Como, então, reconquistar a confiança popular em torno de lógicas solidárias?
Julice Salvagni,
Marília Veríssimo Veronese e Gustavo Moura de Oliveira, Outras
palavras
Os
resultados das urnas do primeiro turno das eleições presidenciais deste ano
surpreenderam negativamente: como é possível que mais de 51 milhões de
eleitores confiem seu apoio a Jair Bolsonaro? Dentre as diferentes formas
possíveis para se examinar esse fenômeno, a compreensão do papel da comunicação
parece assumir certa centralidade. Em tempo de redes sociais digitais, a
ascensão do fascismo dá-se por uma construção ideológica, afetiva e de geração
de confiança entre supostos “pares”, alheia a qualquer dimensão factual,
assumindo um alcance e uma proporção jamais vistas no período republicano
brasileiro.

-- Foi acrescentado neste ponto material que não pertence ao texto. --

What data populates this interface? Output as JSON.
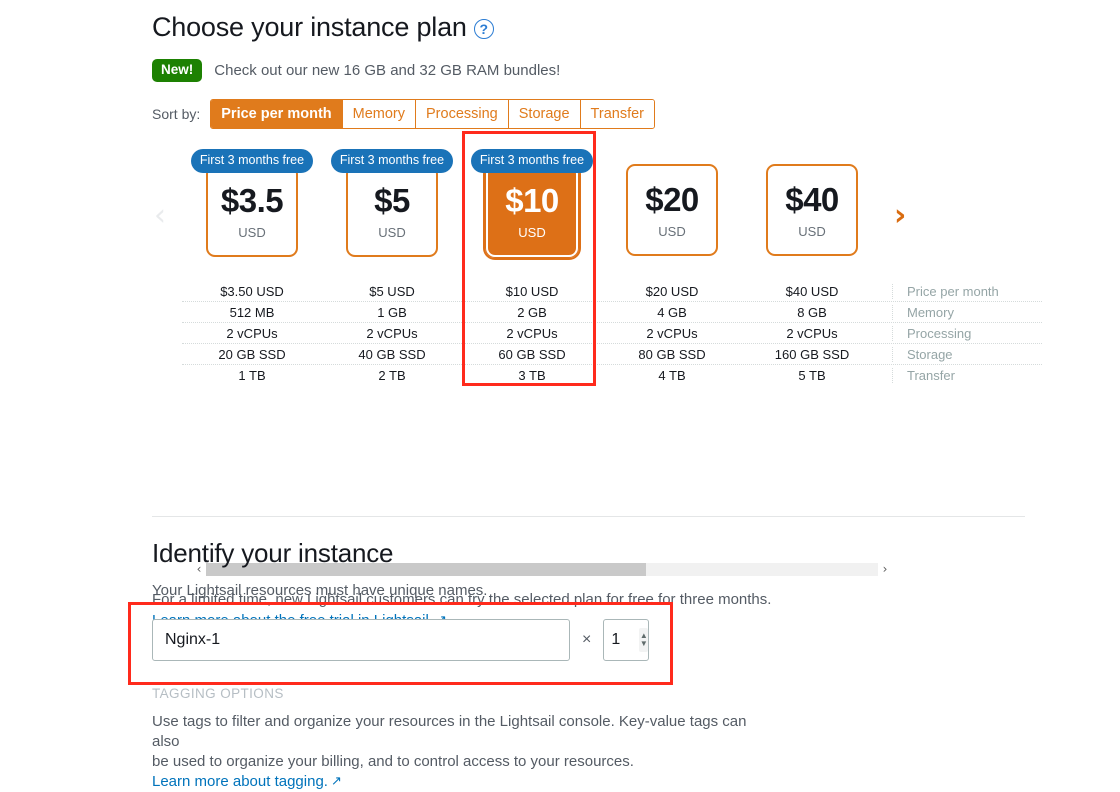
{
  "plan_section": {
    "title": "Choose your instance plan",
    "help_icon": "help-circle-icon",
    "new_badge": "New!",
    "new_text": "Check out our new 16 GB and 32 GB RAM bundles!",
    "sort_label": "Sort by:",
    "sort_tabs": [
      {
        "label": "Price per month",
        "active": true
      },
      {
        "label": "Memory",
        "active": false
      },
      {
        "label": "Processing",
        "active": false
      },
      {
        "label": "Storage",
        "active": false
      },
      {
        "label": "Transfer",
        "active": false
      }
    ],
    "nav_prev": "‹",
    "nav_next": "›",
    "free_badge": "First 3 months free",
    "currency": "USD",
    "plans": [
      {
        "price": "$3.5",
        "selected": false
      },
      {
        "price": "$5",
        "selected": false
      },
      {
        "price": "$10",
        "selected": true
      },
      {
        "price": "$20",
        "selected": false
      },
      {
        "price": "$40",
        "selected": false
      }
    ],
    "spec_labels": [
      "Price per month",
      "Memory",
      "Processing",
      "Storage",
      "Transfer"
    ],
    "spec_rows": [
      [
        "$3.50 USD",
        "$5 USD",
        "$10 USD",
        "$20 USD",
        "$40 USD"
      ],
      [
        "512 MB",
        "1 GB",
        "2 GB",
        "4 GB",
        "8 GB"
      ],
      [
        "2 vCPUs",
        "2 vCPUs",
        "2 vCPUs",
        "2 vCPUs",
        "2 vCPUs"
      ],
      [
        "20 GB SSD",
        "40 GB SSD",
        "60 GB SSD",
        "80 GB SSD",
        "160 GB SSD"
      ],
      [
        "1 TB",
        "2 TB",
        "3 TB",
        "4 TB",
        "5 TB"
      ]
    ],
    "scroll_left": "‹",
    "scroll_right": "›",
    "trial_text": "For a limited time, new Lightsail customers can try the selected plan for free for three months.",
    "trial_link": "Learn more about the free trial in Lightsail.",
    "external_icon": "↗"
  },
  "identify_section": {
    "title": "Identify your instance",
    "subtitle": "Your Lightsail resources must have unique names.",
    "name_value": "Nginx-1",
    "name_placeholder": "",
    "multiplier": "×",
    "quantity": "1",
    "spinner_up": "▲",
    "spinner_down": "▼"
  },
  "tagging_section": {
    "title": "TAGGING OPTIONS",
    "body_line1": "Use tags to filter and organize your resources in the Lightsail console. Key-value tags can also",
    "body_line2": "be used to organize your billing, and to control access to your resources.",
    "link": "Learn more about tagging.",
    "external_icon": "↗"
  },
  "colors": {
    "orange": "#e07b1c",
    "orange_fill": "#dd7017",
    "blue_badge": "#1a73b8",
    "green_badge": "#1d8102",
    "link_blue": "#0073bb",
    "annotation_red": "#ff2a1c",
    "muted_text": "#545b64"
  }
}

Seria o primado da “pós-verdade”, na qual o conceito mesmo de
verdade factual ou amplamente aceita numa comunidade epistêmica já não é mais
baliza para orientar as crenças das pessoas.
Na disputa ao
pleito em 2018, ainda havia apostas, ainda que vagas, de que um inepto
deputado outsider, que dizia ser necessário “mudar isso daí”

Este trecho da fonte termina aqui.